Background: Salvia officinalis is a traditionally used herb with a wide range of medicinal applications. Many phytoconstituents have been isolated from S. officinalis, mainly phenolic diterpenes, which possess many biological activities. Purpose: This study aimed to evaluate the ability of the phenolic diterpenes of S. officinalis to inhibit acetylcholine esterase (AChE) as well as their ability to inhibit melanin biosynthesis in B16 melanoma cells. Methods: The phenolic diterpenes isolated from the aerial parts of S. officinalis were tested for their effect on melanin biosynthesis in B16 melanoma cell lines. They were also tested for their ability to inhibit AChE using Ellman's method. Moreover, a molecular docking experiment was used to investigate the binding affinity of the isolated phenolic diterpenes to the amino acid residues at the active sites of AChE. Results: Seven phenolic diterpenes-sageone, 12-methylcarnosol, carnosol, 7b-methoxyrosmanol, 7a-methoxyrosmanol, Isorosmanol and epirosmanol-were isolated from the methanolic extract of the aerial parts of S. officinalis. Isorosmanol showed a melanin-inhibiting activity as potent as that of arbutin. Compounds 7a-methoxyrosmanol and Isorosmanol inhibited AChE activity by 50% and 65%, respectively, at a concentration of 500 µM. Conclusions: The results suggest that Isorosmanol is a promising natural compound for further studies on development of new medications which might be useful in ageing disorders such as the declining of cognitive functions and hyperpigmentation.

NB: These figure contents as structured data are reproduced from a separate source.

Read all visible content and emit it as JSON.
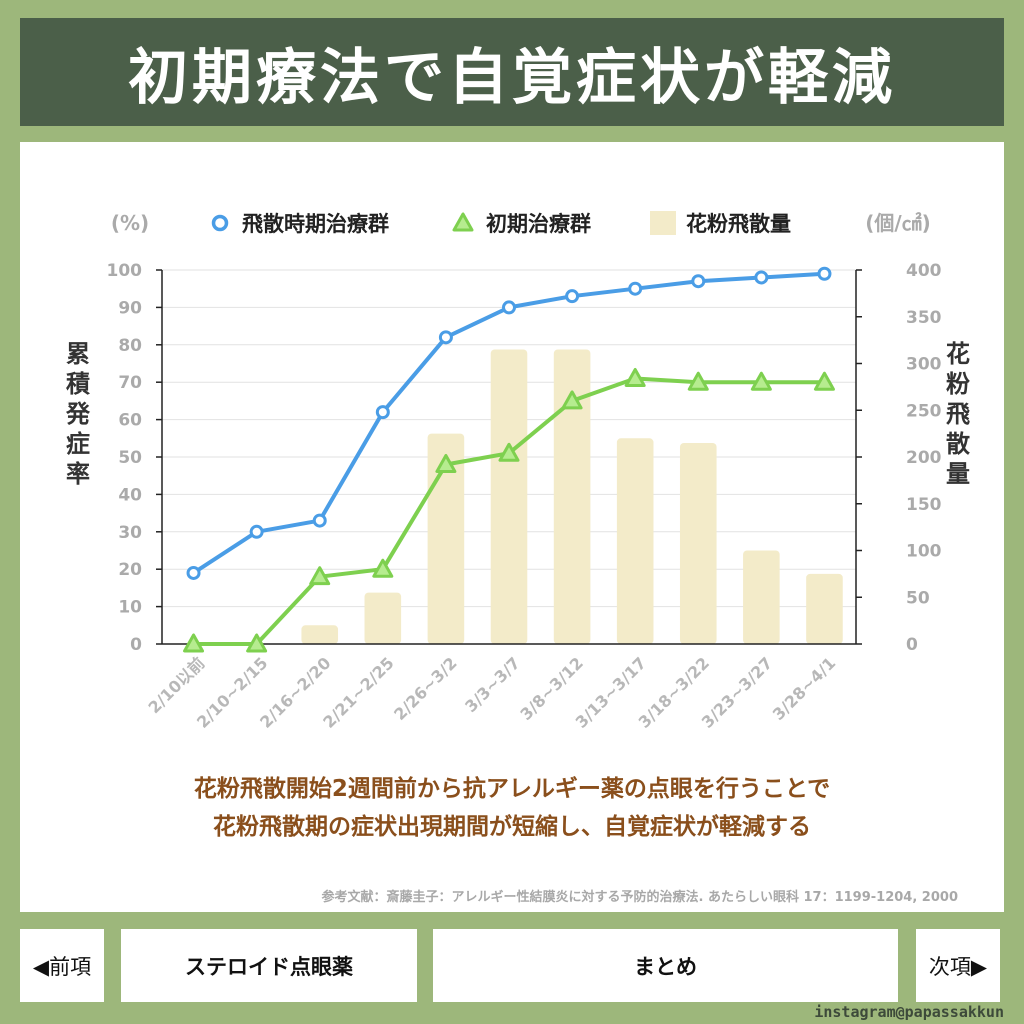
{
  "page": {
    "title": "初期療法で自覚症状が軽減",
    "summary_line1": "花粉飛散開始2週間前から抗アレルギー薬の点眼を行うことで",
    "summary_line2": "花粉飛散期の症状出現期間が短縮し、自覚症状が軽減する",
    "reference": "参考文献：斎藤圭子：アレルギー性結膜炎に対する予防的治療法. あたらしい眼科 17：1199-1204, 2000",
    "instagram": "instagram@papassakkun"
  },
  "nav": {
    "prev_label": "◀前項",
    "steroid_label": "ステロイド点眼薬",
    "summary_label": "まとめ",
    "next_label": "次項▶"
  },
  "colors": {
    "header_bg": "#4b5f49",
    "page_bg": "#9db77b",
    "blue_line": "#4a9de6",
    "green_line": "#7ed04f",
    "bar": "#f3ebc9",
    "summary_text": "#8a4f1c"
  },
  "chart_data": {
    "type": "bar+line",
    "y_left_unit": "(%)",
    "y_right_unit": "(個/㎠)",
    "ylabel_left": "累積発症率",
    "ylabel_right": "花粉飛散量",
    "ylim_left": [
      0,
      100
    ],
    "ylim_right": [
      0,
      400
    ],
    "yticks_left": [
      0,
      10,
      20,
      30,
      40,
      50,
      60,
      70,
      80,
      90,
      100
    ],
    "yticks_right": [
      0,
      50,
      100,
      150,
      200,
      250,
      300,
      350,
      400
    ],
    "legend_position": "top",
    "categories": [
      "2/10以前",
      "2/10~2/15",
      "2/16~2/20",
      "2/21~2/25",
      "2/26~3/2",
      "3/3~3/7",
      "3/8~3/12",
      "3/13~3/17",
      "3/18~3/22",
      "3/23~3/27",
      "3/28~4/1"
    ],
    "series": [
      {
        "name": "飛散時期治療群",
        "type": "line",
        "axis": "left",
        "color": "#4a9de6",
        "marker": "circle",
        "values": [
          19,
          30,
          33,
          62,
          82,
          90,
          93,
          95,
          97,
          98,
          99
        ]
      },
      {
        "name": "初期治療群",
        "type": "line",
        "axis": "left",
        "color": "#7ed04f",
        "marker": "triangle",
        "values": [
          0,
          0,
          18,
          20,
          48,
          51,
          65,
          71,
          70,
          70,
          70
        ]
      },
      {
        "name": "花粉飛散量",
        "type": "bar",
        "axis": "right",
        "color": "#f3ebc9",
        "values": [
          0,
          0,
          20,
          55,
          225,
          315,
          315,
          220,
          215,
          100,
          75
        ]
      }
    ]
  }
}
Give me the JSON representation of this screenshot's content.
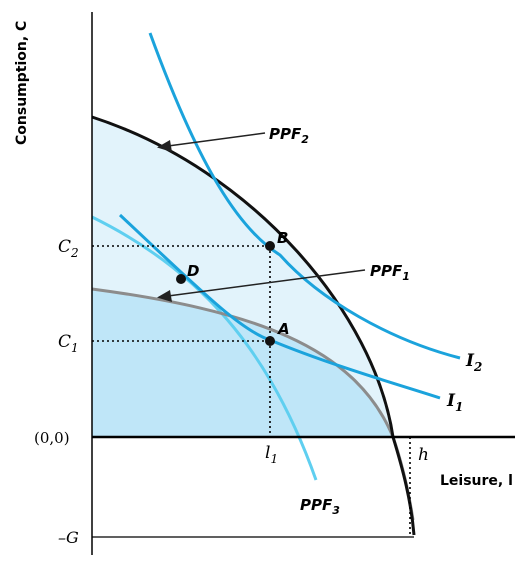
{
  "axes": {
    "y_label": "Consumption, C",
    "x_label": "Leisure, l",
    "origin_label": "(0,0)",
    "neg_g_label": "–G",
    "c2_label": "C",
    "c2_sub": "2",
    "c1_label": "C",
    "c1_sub": "1",
    "l1_label": "l",
    "l1_sub": "1",
    "h_label": "h"
  },
  "curves": {
    "ppf2_label": "PPF",
    "ppf2_sub": "2",
    "ppf1_label": "PPF",
    "ppf1_sub": "1",
    "ppf3_label": "PPF",
    "ppf3_sub": "3",
    "i2_label": "I",
    "i2_sub": "2",
    "i1_label": "I",
    "i1_sub": "1"
  },
  "points": {
    "a": "A",
    "b": "B",
    "d": "D"
  },
  "colors": {
    "axis": "#000000",
    "ppf2": "#111111",
    "ppf1": "#8c8c8c",
    "ppf3": "#5fcff0",
    "indifference": "#1ba3dc",
    "fill_outer": "#e2f3fb",
    "fill_inner": "#bfe6f8",
    "point": "#111111"
  }
}
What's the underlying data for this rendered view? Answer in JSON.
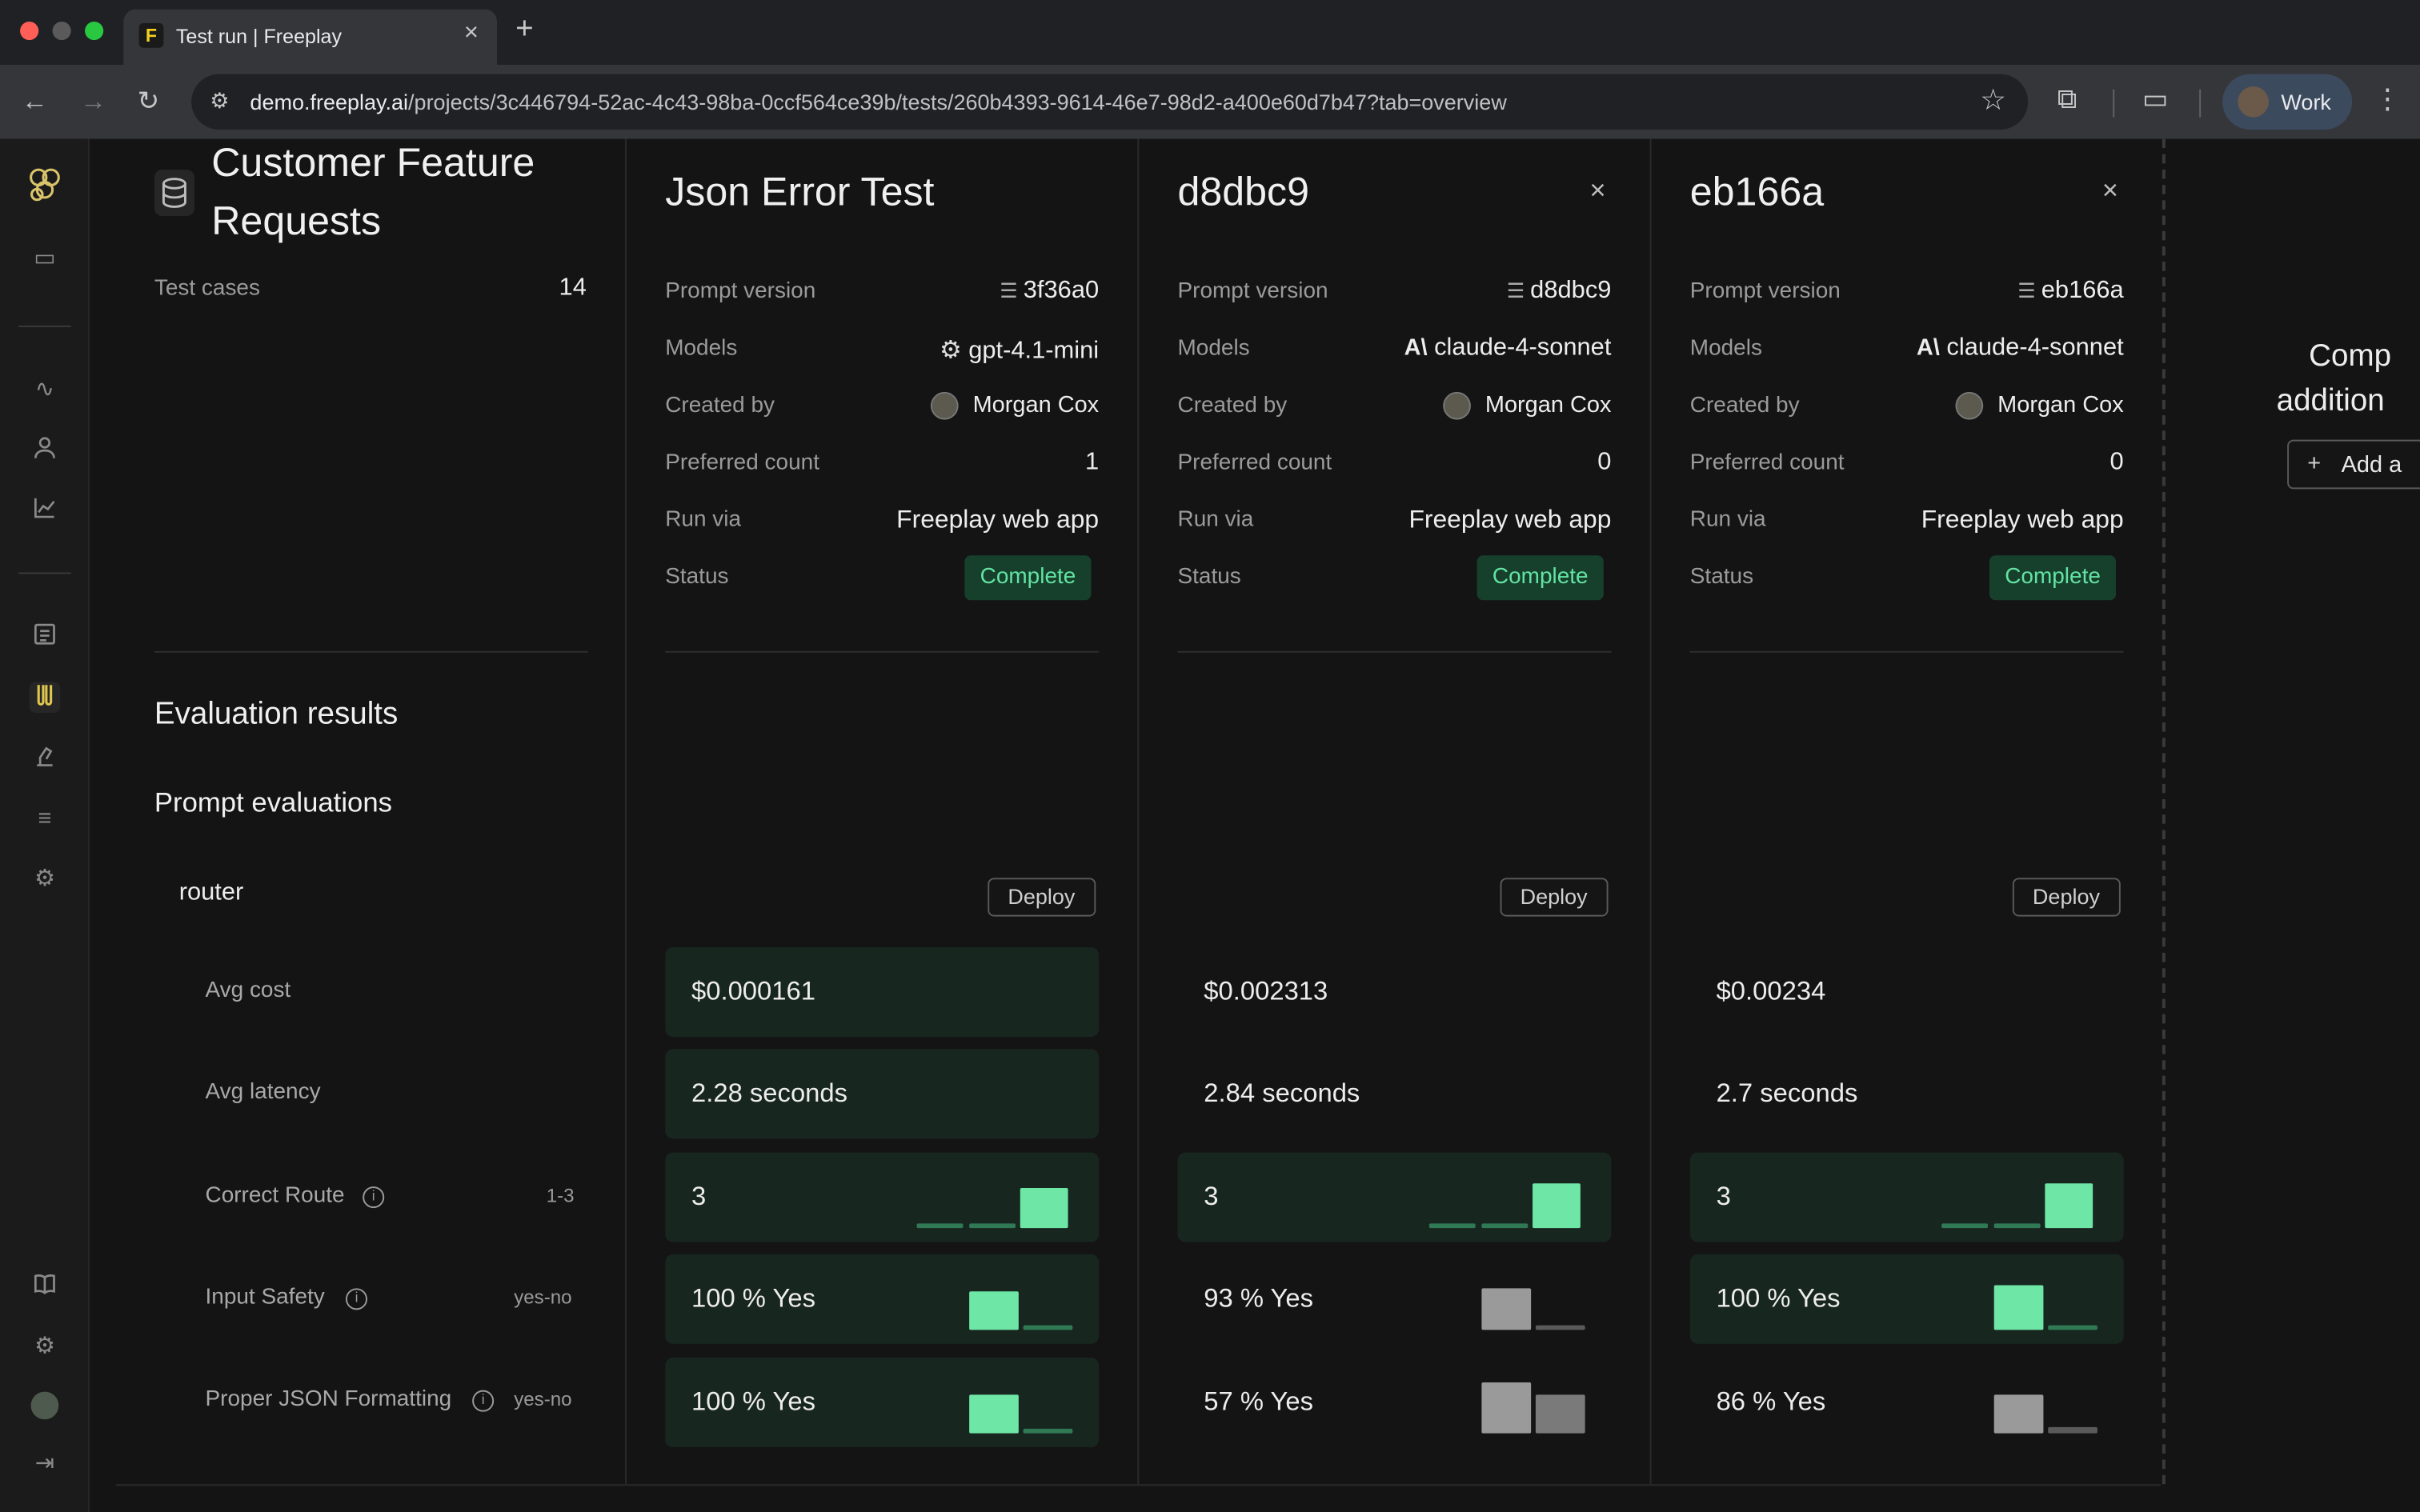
{
  "browser": {
    "tab_title": "Test run | Freeplay",
    "tab_favicon": "F",
    "url_host": "demo.freeplay.ai",
    "url_path": "/projects/3c446794-52ac-4c43-98ba-0ccf564ce39b/tests/260b4393-9614-46e7-98d2-a400e60d7b47?tab=overview",
    "profile_name": "Work"
  },
  "sidebar": {
    "icons": [
      "freeplay-logo-icon",
      "folder-icon",
      "activity-icon",
      "user-icon",
      "chart-icon",
      "prompt-icon",
      "tests-icon",
      "lab-icon",
      "list-icon",
      "settings-icon",
      "docs-icon",
      "gear-icon",
      "avatar",
      "collapse-icon"
    ]
  },
  "dataset": {
    "title_line1": "Customer Feature",
    "title_line2": "Requests",
    "test_cases_label": "Test cases",
    "test_cases_value": "14"
  },
  "eval": {
    "heading": "Evaluation results",
    "subheading": "Prompt evaluations",
    "group": "router",
    "rows": [
      {
        "label": "Avg cost",
        "tag": ""
      },
      {
        "label": "Avg latency",
        "tag": ""
      },
      {
        "label": "Correct Route",
        "tag": "1-3"
      },
      {
        "label": "Input Safety",
        "tag": "yes-no"
      },
      {
        "label": "Proper JSON Formatting",
        "tag": "yes-no"
      }
    ]
  },
  "field_labels": {
    "prompt_version": "Prompt version",
    "models": "Models",
    "created_by": "Created by",
    "preferred_count": "Preferred count",
    "run_via": "Run via",
    "status": "Status",
    "deploy": "Deploy"
  },
  "runs": [
    {
      "title": "Json Error Test",
      "prompt_version": "3f36a0",
      "model": "gpt-4.1-mini",
      "created_by": "Morgan Cox",
      "preferred_count": "1",
      "run_via": "Freeplay web app",
      "status": "Complete",
      "avg_cost": "$0.000161",
      "avg_latency": "2.28 seconds",
      "correct_route": "3",
      "input_safety": "100 % Yes",
      "json_format": "100 % Yes"
    },
    {
      "title": "d8dbc9",
      "prompt_version": "d8dbc9",
      "model": "claude-4-sonnet",
      "created_by": "Morgan Cox",
      "preferred_count": "0",
      "run_via": "Freeplay web app",
      "status": "Complete",
      "avg_cost": "$0.002313",
      "avg_latency": "2.84 seconds",
      "correct_route": "3",
      "input_safety": "93 % Yes",
      "json_format": "57 % Yes"
    },
    {
      "title": "eb166a",
      "prompt_version": "eb166a",
      "model": "claude-4-sonnet",
      "created_by": "Morgan Cox",
      "preferred_count": "0",
      "run_via": "Freeplay web app",
      "status": "Complete",
      "avg_cost": "$0.00234",
      "avg_latency": "2.7 seconds",
      "correct_route": "3",
      "input_safety": "100 % Yes",
      "json_format": "86 % Yes"
    }
  ],
  "compare": {
    "line1": "Comp",
    "line2": "addition",
    "button": "Add a"
  },
  "colors": {
    "accent_green": "#6ee6a6",
    "bar_gray": "#9a9a9a",
    "badge_bg": "#17402c"
  }
}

New terpenoid glycosides obtained from Rosmarinus officinalis L. aerial parts

Fitoterapia 2014 Dec;99:78-85.PMID:25200369DOI:10.1016/j.fitote.2014.09.004.

Five new terpenoid glycosides, named as officinoterpenosides A₁ (1), A₂ (2), B (3), C (4), and D (5), together with 11 known ones, (1S,4S,5S)-5-exo-hydrocamphor 5-O-β-D-glucopyranoside (6), Isorosmanol (7), rosmanol (8), 7-methoxyrosmanol (9), epirosmanol (10), ursolic acid (11), micromeric acid (12), oleanolic acid (13), niga-ichigoside F₁ (14), glucosyl tormentate (15), and asteryunnanoside B (16), were obtained from the aerial parts of Rosmarinus officinalis L. Their structures were elucidated by chemical and spectroscopic methods (UV, IR, HRESI-TOF-MS, 1D and 2D NMR). Among the new ones, 1 and 2, 3 and 4 are diterpenoid and triterpenoid glycosides, respectively; and 5 is a normonoterpenoid. For the known ones, 6 was isolated from the Rosmarinus genus first, and 15, 16 were obtained from this species for the first time.

Apianane terpenoids from Salvia officinalis

Phytochemistry 2001 Dec;58(8):1171-5.PMID:11738402DOI:10.1016/s0031-9422(01)00341-7.

Three apianane terpenoids, rel-(5S, 6S, 7S, 10R, 12S, 13R)-7-hydroxyapiana-8,14-diene-11,16-dion-(22,6)-olide, rel-(5S, 6S, 7R, 10R, 12S, 13R)-7-hydroxyapiana-8,14-diene-11,16-dion-(22,6)-olide and rel-(5S, 6S, 7S, 10R, 12R, 13S)-7-hydroxyapiana-8,14-diene-11,16-dion-(22,6)-olide were isolated from the leaves of Salvia officinalis, together with 15 known compounds, salvigenin, lupeol, beta-sitosterol, stigmasterol, physcion, carnosol, rosmadial, rosmanol, epirosmanol, Isorosmanol, columbaridione, atuntzensin A, miltirone, carnosic acid and 12-O-methyl carnosic acid. Their structures were established on the basis of spectral evidence.